Die Verteilung: Das Umstellen auf Hochbetrieb läuft offenkundig noch nicht überall rund. Berlins Gesundheitssenatorin Dilek Kalayci (SPD) warnte, das 30-Millionen-Ziel sei „gefährdet“. Der Hausärzteverband Hessen beklagte, dass jetzt nicht genug Impfstoff ankomme, sei „eine vollständige Katastrophe“. Das Ministerium in Berlin erläutert, es hänge auch vom Bestellverhalten ab. Jeweils bis Dienstagmittag müssen Abnehmer ordern, geliefert wird am folgenden Montag - so laufe das seit April. Vergangene Woche hätten manche aber verspätet bestellt, was oft nicht mehr zu bedienen gewesen sei. Zehn Bundesländer hätten Probleme an den Bund zurückgemeldet, Hessen aber zum Beispiel nicht.

Die Beschleuniger: Vorantreiben soll die Großoperation ein neuer Bund-Länder-Krisenstab im Kanzleramt, für den Scholz Generalmajor Carsten Breuer als Leiter loseiste. Der 57-Jährige führt das Kommando Territoriale Aufgaben der Bundeswehr, das auch für die Zusammenarbeit mit zivilen Organisationen zuständig ist. Offen ist, wie schnell noch zusätzliche Impfkräfte mobilisiert werden können. Die Apotheken boten schon Hilfe an, und zwar von bis zu 2600 Apothekern, die Schulungen für Pilotprojekte zur Grippeimpfung gemacht haben. Doch dafür wären noch rechtliche Änderungen nötig. Die Gesundheitsminister der Länder machten sich außerdem für Impfungen in Zahnarztpraxen stark.

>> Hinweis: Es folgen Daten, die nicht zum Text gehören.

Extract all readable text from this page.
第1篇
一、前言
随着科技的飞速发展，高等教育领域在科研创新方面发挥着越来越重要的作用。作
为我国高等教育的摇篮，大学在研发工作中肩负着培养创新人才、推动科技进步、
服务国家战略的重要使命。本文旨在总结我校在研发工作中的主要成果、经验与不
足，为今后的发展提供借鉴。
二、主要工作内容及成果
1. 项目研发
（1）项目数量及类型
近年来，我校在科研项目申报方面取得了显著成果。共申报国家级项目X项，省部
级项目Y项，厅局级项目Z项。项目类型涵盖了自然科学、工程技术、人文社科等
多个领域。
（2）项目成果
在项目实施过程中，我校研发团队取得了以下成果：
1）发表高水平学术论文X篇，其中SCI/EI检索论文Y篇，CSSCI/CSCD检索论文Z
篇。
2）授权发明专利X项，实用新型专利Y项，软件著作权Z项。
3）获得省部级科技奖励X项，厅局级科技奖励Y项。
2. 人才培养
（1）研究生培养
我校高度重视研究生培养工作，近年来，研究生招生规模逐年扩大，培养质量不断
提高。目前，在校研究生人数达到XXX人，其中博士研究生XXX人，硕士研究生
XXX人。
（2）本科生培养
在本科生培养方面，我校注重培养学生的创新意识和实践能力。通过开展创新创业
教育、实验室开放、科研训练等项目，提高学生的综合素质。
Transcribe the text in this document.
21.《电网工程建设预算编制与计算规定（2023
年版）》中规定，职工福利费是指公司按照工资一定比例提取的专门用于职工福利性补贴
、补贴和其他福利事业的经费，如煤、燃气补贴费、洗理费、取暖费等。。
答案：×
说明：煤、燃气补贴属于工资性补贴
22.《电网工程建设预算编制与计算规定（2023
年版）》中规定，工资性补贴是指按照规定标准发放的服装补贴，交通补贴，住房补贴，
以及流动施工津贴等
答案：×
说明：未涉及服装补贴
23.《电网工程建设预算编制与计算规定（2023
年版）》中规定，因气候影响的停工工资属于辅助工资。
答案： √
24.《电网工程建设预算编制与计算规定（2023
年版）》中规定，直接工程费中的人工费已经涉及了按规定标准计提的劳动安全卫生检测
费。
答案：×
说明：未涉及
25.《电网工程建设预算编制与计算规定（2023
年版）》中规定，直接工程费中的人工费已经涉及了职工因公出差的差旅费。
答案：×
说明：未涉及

Der Stresstest: Die „Booster“-Offensive ist es für Impfstellen nun nicht allein. Der geschäftsführende Bundesgesundheitsminister Jens Spahn (CDU) erinnerte an weiterhin wichtige Erstimpfungen. Noch immer seien von 69 Millionen Erwachsenen zwölf Millionen nicht geimpft. Diese Zahl sei „einfach zu groß“, um das Gesundheitssystem angesichts der Virusvarianten Delta und Omikron vor Überlastung zu schützen. Außerdem sollen bald auch Impfungen von Kindern von fünf bis elf Jahren auf breiter Front anlaufen. Biontech zieht die Auslieferung seines niedriger dosierten Kinderimpfstoffes um eine Woche auf 13. Dezember vor. Das sei „eine gute Nachricht für Eltern und Kinder“, sagte Spahn. „Viele warten sehnsüchtig darauf.“ In einer ersten Lieferung soll Deutschland 2,4 Millionen Dosen bekommen.